Terror: jovem é presa sob suspeita de mandar matar Laís para tomar a filha de 4 anos; polícia diz que caso está “encerrado”
Terror: jovem é presa sob suspeita de mandar matar Laís para tomar a filha de 4 anos; polícia diz que caso está “encerrado”
A Delegacia de Homicídios prendeu nesta segunda-feira (17) Gabrielle Cristine Pinheiro Rosário, de apenas 21 anos, apontada como mentora de um crime brutal que choca até os investigadores mais experientes: o assassinato de Laís de Oliveira Gomes Pereira, de 25 anos, supostamente para que a suspeita ficasse com a filha da vítima, uma criança de apenas 4 anos.
Gabrielle chegou à DH escoltada por seu advogado, em silêncio absoluto, sem olhar para os jornalistas — um contraste inquietante para quem é acusada de um crime descrito pela polícia como frio, calculado e motivado por obsessão. A defesa tenta negar, sustentando que Gabrielle “não seria a mandante”, mas a investigação já aponta para o contrário.
Um assassinato que parece cena de horror
No dia 4, Laís caminhava com seu bebê de 1 ano e 8 meses, empurrando o carrinho pela Travessa Santa Vitória, em Sepetiba, quando foi executada com um tiro à queima-roupa, na nuca.
O pequeno, por milagre, saiu ileso.
O motivo, segundo a polícia?
Uma disputa doentia pela guarda da menina Alice, de 4 anos.
Gabrielle, dizem os investigadores, cultivava um comportamento obsessivo, exigindo ser chamada de “mãe” e tomando atitudes possessivas que alarmaram familiares da vítima.
Delegado é categórico: “Não há dúvida de que ela mandou matar”

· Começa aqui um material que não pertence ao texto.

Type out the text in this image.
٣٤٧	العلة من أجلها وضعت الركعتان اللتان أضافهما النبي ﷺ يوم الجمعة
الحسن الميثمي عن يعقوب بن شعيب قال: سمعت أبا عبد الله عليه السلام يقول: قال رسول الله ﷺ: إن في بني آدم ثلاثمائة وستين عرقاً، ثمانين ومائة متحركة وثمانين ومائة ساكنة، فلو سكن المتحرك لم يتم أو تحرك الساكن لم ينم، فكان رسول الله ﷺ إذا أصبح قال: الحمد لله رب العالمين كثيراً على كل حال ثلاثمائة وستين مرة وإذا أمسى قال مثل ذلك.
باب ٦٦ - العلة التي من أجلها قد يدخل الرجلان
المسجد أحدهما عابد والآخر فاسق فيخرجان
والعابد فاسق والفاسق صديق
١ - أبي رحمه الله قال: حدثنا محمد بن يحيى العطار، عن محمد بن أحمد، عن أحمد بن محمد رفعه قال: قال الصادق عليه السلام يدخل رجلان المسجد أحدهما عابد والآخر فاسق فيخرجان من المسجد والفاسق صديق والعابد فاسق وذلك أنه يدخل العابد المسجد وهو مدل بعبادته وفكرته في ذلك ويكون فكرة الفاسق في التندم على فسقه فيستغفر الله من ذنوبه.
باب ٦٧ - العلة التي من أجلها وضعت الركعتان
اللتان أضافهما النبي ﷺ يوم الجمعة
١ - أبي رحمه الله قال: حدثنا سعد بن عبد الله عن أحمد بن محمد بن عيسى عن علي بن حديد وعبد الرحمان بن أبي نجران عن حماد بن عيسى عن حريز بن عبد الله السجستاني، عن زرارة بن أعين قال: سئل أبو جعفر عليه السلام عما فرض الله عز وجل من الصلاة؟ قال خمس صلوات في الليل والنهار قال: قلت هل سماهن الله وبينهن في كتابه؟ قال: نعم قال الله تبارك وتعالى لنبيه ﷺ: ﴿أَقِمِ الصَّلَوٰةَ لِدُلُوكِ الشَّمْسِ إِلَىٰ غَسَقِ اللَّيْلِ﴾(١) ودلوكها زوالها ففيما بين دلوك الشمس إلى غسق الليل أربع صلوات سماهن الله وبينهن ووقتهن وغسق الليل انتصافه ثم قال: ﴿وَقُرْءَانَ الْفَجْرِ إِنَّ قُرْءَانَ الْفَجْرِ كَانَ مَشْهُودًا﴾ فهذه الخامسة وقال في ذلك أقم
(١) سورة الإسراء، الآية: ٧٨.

O delegado Robinson Gomes foi direto ao ponto:
“O caso está encerrado. Não há dúvida de que ela é a mandante. As provas são contundentes.”

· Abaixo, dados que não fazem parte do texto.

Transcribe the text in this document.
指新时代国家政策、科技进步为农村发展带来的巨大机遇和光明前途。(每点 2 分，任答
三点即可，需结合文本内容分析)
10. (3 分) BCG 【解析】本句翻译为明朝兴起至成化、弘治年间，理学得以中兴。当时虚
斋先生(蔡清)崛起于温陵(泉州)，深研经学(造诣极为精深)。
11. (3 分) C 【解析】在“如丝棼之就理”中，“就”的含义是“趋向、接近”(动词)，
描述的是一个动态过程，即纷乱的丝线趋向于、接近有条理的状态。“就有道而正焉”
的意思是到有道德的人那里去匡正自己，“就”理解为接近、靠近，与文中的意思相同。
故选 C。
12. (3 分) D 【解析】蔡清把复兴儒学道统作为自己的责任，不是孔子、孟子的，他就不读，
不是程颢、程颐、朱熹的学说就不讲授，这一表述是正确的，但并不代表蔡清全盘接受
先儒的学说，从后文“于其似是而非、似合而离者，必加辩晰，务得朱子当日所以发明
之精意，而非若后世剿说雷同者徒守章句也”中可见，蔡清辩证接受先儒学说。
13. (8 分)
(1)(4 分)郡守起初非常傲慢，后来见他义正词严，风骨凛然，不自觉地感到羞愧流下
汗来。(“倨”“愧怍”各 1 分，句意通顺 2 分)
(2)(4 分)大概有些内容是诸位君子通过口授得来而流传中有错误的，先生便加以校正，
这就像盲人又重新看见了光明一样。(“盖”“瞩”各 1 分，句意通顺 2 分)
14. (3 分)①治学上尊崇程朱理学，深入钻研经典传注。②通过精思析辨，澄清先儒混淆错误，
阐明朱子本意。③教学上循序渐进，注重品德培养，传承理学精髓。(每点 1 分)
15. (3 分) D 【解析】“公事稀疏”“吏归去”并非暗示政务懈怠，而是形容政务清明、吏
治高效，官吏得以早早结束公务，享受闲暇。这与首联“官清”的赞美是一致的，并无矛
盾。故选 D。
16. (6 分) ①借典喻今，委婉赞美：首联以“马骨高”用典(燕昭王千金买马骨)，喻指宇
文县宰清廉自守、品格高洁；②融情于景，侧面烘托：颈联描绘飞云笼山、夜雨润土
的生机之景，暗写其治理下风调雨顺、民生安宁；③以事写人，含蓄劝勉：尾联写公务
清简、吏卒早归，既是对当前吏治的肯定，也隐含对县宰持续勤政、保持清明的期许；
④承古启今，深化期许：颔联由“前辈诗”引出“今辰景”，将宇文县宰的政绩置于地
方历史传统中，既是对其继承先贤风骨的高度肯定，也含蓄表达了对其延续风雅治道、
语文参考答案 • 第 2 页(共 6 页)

Segundo ele, depoimentos, mensagens de celular e movimentações suspeitas provam que Gabrielle estava por trás de todo o esquema. A polícia agora pedirá sua prisão preventiva.
A investigação será desmembrada para apurar ainda uma possível organização criminosa especializada em estelionato ligada ao grupo dos envolvidos.
Fuga, mudança de aparência e caçada policial
Foragida desde o crime, Gabrielle teria tentado se esconder alterando a aparência — ficou morena e tirou os óculos. Mesmo assim, a polícia chegou perto, divulgando cartazes e intensificando as buscas. Pressionada, ela acabou se entregando.
Dias antes, a polícia já havia prendido Ingrid Luiza da Silva Marques, acusada de ser intermediária entre Gabrielle e os executores.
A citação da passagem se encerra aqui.